Seed the South: Bridging the gap between startups and investors

On Jan. 9, Charlotte saw an event unlike any ever hosted in the city. Seed the South, put on by diversity-centered SoGal and Collective Hustle, was an all-day event dedicated to highlighting early-stage startups and connecting them with investors.

The event brought leading investors face-to-face with founders through a symposium and pitch competition.

Sam Smith, organizer of Seed the South and founder of Collective Hustle – the Charlotte-based coalition focused on expanding diversity within the startup community – and CEO of Vishion (a Seed the South attendee), executed the event around remaining inclusive in order to amplify diverse voices and ideas.

“It’s not just about having women in the room, and having non-white people in the room, that’s great, but that’s not enough,” Smith said. “It’s the idea that when I step into the room, that I have to prove that I deserve to be there, and if you’re doing inclusion the correct way, folks won’t feel like that.”

She challenged people to be conscious about diversity within the startup community, and said the point is to provide an outlet. At Seed the South, 80% of the main stage pitches had at least one underrepresented founder, 65% of the quick-pitches had at least one underrepresented founder, 50% were non-white, and 30% had female co-founders.

She started the event based not only on the need for diversity, but the need for an event that connects businesses and investors in a conducive way.

“Why I find this important is this is a snapshot of Charlotte,” Smith said. “Our goal was to bring investors as well as startups together, because without each other we can’t do it, so we wanted to create an opportunity to allow individuals to meet.”

At the event, startups set up booths, and the day began with a quick opportunity for spectators and investors to chat and hear “quick pitches” from the founders.
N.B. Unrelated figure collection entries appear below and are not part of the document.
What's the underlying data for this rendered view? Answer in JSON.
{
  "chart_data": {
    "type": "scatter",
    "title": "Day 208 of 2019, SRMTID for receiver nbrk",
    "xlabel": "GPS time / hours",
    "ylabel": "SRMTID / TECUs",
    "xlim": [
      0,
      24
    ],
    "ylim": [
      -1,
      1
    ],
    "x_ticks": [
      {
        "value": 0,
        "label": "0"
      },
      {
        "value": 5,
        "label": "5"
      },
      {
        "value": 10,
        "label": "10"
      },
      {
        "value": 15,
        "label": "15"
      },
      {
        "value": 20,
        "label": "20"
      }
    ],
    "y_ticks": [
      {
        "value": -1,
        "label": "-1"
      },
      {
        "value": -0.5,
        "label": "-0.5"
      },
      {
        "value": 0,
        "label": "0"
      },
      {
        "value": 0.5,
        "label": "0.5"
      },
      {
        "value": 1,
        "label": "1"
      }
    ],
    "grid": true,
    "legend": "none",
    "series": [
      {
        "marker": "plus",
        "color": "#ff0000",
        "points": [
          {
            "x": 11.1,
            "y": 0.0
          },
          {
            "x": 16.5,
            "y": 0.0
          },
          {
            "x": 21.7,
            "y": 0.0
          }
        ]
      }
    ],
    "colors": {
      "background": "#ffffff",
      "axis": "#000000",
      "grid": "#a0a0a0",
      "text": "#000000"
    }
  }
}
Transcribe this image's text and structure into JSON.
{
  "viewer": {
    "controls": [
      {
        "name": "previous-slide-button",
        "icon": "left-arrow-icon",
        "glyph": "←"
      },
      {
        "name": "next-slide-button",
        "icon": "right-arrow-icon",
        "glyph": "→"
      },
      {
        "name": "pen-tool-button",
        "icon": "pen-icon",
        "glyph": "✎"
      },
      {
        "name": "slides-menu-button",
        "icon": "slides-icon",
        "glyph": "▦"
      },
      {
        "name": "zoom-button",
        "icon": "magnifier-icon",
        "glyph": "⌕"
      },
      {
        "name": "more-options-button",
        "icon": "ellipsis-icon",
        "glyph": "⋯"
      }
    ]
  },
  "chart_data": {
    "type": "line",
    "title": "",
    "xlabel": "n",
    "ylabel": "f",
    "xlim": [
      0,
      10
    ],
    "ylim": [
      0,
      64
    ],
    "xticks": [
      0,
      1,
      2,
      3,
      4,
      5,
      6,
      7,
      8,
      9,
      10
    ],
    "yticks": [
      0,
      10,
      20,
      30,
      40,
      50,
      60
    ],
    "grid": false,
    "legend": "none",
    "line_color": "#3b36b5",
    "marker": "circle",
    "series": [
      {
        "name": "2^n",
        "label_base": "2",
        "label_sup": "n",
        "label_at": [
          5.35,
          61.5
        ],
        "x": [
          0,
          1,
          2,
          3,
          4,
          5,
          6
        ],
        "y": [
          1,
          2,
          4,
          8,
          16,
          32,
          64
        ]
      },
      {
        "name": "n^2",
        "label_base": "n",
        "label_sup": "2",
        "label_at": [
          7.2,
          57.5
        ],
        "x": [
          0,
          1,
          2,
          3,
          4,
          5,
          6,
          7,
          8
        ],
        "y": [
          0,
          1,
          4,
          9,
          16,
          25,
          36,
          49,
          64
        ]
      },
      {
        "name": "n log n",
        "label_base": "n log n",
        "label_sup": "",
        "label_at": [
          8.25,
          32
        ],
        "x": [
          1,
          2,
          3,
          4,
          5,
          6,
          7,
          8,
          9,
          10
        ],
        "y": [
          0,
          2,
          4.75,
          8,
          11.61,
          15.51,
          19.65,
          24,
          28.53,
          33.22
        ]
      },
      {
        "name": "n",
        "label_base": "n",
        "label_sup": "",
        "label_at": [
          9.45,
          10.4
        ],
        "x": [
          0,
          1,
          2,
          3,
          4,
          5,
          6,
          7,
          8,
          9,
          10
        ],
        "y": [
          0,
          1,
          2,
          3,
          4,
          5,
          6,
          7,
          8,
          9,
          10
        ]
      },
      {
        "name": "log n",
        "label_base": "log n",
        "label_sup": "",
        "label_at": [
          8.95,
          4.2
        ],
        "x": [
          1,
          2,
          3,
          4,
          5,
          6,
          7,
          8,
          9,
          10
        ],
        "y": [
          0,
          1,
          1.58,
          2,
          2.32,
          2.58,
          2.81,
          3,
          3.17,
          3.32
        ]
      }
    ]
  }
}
While this county-fair style symposium went on in one room, various influential and leading investors took part in panels in the next, giving important advice and information for entrepreneurs and reflecting on the startup atmosphere in Charlotte.

The unique and conducive atmosphere Charlotte possesses for startups ended up being a common talking point, but panel topics ranged from legal advice, to fundraising advice, to the benefits of investing in a pre-seed startup. Each panel was followed by a helpful word from the sponsors that made the event possible, like Lowes Ventures, Packard Place, Reconciled, NC Idea and Carolina Fintech Hub.

Attendees agreed that they were impressed by what they saw at Seed the South.

“As a new Charlotte comer, I met a lot of really good, really friendly people, a lot of really great ideas going around,” said spectator Ryan Dunlap.

Desmond Wiggan, the CEO of the startup BatteryXchange, said this event gave him an opportunity he wouldn’t have had otherwise.

“I thought it was amazing. I literally had over 20 conversations with potential investors,” he said. “You don’t get those interactions, and it takes a lot to get to those stages, especially in Charlotte, so to be able to get that right now is really, really cool.”